- Born: 15 June 1933 Budapest, Hungary
- Died: 11 February 2011 (aged 77) Zurich, Switzerland
- Occupation: Egyptologist
- Known for: Specialist of the pre-dynastic and early dynastic periods of Egypt

= Peter Kaplony =

Hungarian-Swiss Egyptologist (1933–2011)

Peter Árpád Kaplony (15 June 1933 in Budapest – 11 February 2011 in Zurich) was a Hungarian-born Swiss egyptologist.

==Life==
Kaplony, son of a Hungarian military officer, emigrated to Switzerland as a child in December 1944. He became a Swiss citizen in 1958. He studied Ancient History, Egyptology, Arabic language and Arabic literature in the University of Zurich and University of Basel. He participated in the excavations of the Sun temple of Userkaf in Abusir from 1954 until 1957 with a joint Swiss and German team of archeologists.
In 1959, he was awarded the degree of Doctor of Philosophy in Zurich and, in 1964, his Habilitation.

From 1970 until his retirement in 2000, Kaplony was assistant professor and then professor emeritus of Egyptology at the Oriental Institute of the University of Zurich.

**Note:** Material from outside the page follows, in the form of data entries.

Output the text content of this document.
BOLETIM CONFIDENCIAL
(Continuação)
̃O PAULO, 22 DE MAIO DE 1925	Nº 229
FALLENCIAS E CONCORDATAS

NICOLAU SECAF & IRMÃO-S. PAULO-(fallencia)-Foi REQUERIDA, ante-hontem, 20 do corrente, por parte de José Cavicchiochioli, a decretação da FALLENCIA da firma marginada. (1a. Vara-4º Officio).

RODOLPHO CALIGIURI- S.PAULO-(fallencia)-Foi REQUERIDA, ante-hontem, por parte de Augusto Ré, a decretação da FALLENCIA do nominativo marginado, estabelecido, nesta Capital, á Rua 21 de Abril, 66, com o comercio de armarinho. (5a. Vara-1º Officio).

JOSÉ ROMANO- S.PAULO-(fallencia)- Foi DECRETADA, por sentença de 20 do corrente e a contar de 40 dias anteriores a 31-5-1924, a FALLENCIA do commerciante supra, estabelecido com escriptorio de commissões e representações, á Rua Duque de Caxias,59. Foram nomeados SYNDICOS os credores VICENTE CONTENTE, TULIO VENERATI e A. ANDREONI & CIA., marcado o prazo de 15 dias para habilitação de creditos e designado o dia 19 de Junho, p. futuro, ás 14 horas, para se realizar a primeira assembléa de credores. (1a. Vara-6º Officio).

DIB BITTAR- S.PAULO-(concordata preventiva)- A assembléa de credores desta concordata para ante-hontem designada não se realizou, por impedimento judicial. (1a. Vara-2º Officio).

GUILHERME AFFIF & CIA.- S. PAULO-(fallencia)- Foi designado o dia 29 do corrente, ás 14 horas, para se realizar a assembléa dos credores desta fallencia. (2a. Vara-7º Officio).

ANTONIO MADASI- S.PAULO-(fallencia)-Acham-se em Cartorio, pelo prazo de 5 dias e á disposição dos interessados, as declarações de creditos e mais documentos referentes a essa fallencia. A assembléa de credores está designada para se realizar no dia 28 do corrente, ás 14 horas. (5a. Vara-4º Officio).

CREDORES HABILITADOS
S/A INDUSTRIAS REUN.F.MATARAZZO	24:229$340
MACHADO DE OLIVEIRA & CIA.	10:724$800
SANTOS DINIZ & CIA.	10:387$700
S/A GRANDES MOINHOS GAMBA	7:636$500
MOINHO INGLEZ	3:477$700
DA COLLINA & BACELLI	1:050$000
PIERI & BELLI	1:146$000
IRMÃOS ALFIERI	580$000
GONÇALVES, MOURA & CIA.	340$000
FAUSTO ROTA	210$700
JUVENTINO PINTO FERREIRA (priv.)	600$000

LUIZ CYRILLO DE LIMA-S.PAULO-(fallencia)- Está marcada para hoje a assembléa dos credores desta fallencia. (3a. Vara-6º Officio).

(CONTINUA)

His studies were especially focused on the pre-dynastic and early dynastic periods of Egypt and he published mostly in German and Swiss research journals.

== Publications ==
- The Egyptian inscriptions of the early days. 4 volumes, Harrassowitz, Wiesbaden from 1963 to 1964
- The cylinder seals of the Old Kingdom. La Fondation Reine Élisabeth Égyptologique, Brussels 1981

==External sources==
- Morris L. Bierbrier: Who was who in Egyptology, 4th revised edition. Egypt Exploration Society, London (2012), ISBN 978-0-85698-207-1, page 289.